Немец скомкал платок, поспешно убрал его в карман и примирительно воздел руки:
— О-о, герр Ванберг, не будем отчаиваться. Ни при каких обстоятельствах не лишайте меня своего общества. Мы выйдем и из этого нонсенс, как говорят французиш! Давайте поступим в стиле истинный предприниматель, то есть, русский купец первой гильдиен. Геннау — баш на баш. То есть, я навожу точный справка по моим каналам о фрау Бенкендорф, а вы мне помогаете с той партией ювелирных изделиен. Идет? По рукам?
Речь шла о крупной партии драгоценностей, о которой недавно ему обмолвился Могель, и потом сам был этому не рад. Их продавал оптом Ахановский, являвшийся приятелем с комиссаром ПЧК Целлером. А быть посредником в сделке между «гороховым» Ахановским и главным здешним немецким шпионом Бартелсом Самуилу Ефимовичу, разыскиваемому трибуналом как эсер Могель и мошенник Ванберг, было сродни тому, чтобы присесть между двумя пороховыми бочками с тлеющими фитилями. Но цепкий немец запомнил эту обмолвку и вынуждал рискнуть «на баш».
— Вальтер, — попытался замять это Могель, — вы же знаете, что я специалист по ценным бумагам. Побрякушки — не мое дело. Та ювелирная партия находится не в моем ведении, ее перепродает один крупный спекулянт по этой части на черном рынке.
— Так познакомьте меня с тем человеком за хорошие проценты и отойдите в сторону, — алчно гнул свое Вальтер, пристукнув тростью-скипетром.
Могель усмехнулся про себя: «Тогда уж лучше свести тебя с самим Целлером!»
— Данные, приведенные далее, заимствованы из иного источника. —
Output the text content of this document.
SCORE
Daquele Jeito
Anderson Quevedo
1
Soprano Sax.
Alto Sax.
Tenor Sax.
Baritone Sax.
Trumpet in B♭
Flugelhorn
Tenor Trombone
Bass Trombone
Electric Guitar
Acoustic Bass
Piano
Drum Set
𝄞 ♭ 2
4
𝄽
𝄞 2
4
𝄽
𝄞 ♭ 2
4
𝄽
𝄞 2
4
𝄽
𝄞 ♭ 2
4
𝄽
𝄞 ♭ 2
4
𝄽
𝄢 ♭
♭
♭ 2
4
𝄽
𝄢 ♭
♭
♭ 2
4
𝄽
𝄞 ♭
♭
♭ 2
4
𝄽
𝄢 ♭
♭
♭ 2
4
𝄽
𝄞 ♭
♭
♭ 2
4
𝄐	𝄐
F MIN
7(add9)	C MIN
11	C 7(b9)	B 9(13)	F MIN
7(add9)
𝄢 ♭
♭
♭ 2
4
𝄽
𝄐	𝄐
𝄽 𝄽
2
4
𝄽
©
Больше увиливать он не мог, приказом резидента игра Муры Бенкендорф должна была быть любой ценой просвечена как излучением, открытым мюнхенским профессором Вильгельмом Конрадом Рентгеном. Эту функцию могла исполнить точная информация Бартелса — последнего или предпоследнего начальника Муры, новоявленной Маты Хари (расстрелянной год назад под Парижем).
— Яволь, Вальтер, — шутливо передразнил его Могель, — не знаю, захочет ли тот господин лично встречаться с вами, но я завтра же начну с ним переговоры об этих драгоценностях. А вы, не откладывая, пожалуйста, позаботьтесь об интересующем меня бриллиантике.
Они закончили ужин еще более сплоченными компаньонами.
На следующий день Могель-Ванберг, живущий сейчас в Петрограде по документам на имя Мовкиса Самуила Ефимовича, обедал с Михаилом Иосифовичем Ахановским в привычном для их встреч ресторанчике «Шкипер», находящимся внизу многоэтажного дома на Большой Морской.
На лысом черепе Ахановского, в отличие от плешивой головы Бартелса, не было ни одного волоска, и он казался Могелю массивным, обкатанным по сукну многих бильярдных столов шаром из слоновой кости. Пышноволосый Самуил Ефимович ехидно сравнивал верхние оконечности своих партнеров, потому что, на его взгляд, набиты они были приблизительно одинаковым хламом, но желтоватая башка Ахановского из-за более изощренного трения в отечественных условиях казалась умудреннее.
Поэтому в разговоре с ним Могель был осторожнее чем с немцем, начав издалека:
— Никак не удается, Михаил Иосифович, добыть вещи с яхты «Штандарт», о которых мы с вами беседовали когда-то. Вы ведь обещали помочь документами от знакомого комиссара, облегчившими бы действия матросиков, нацелившихся на это царское добро.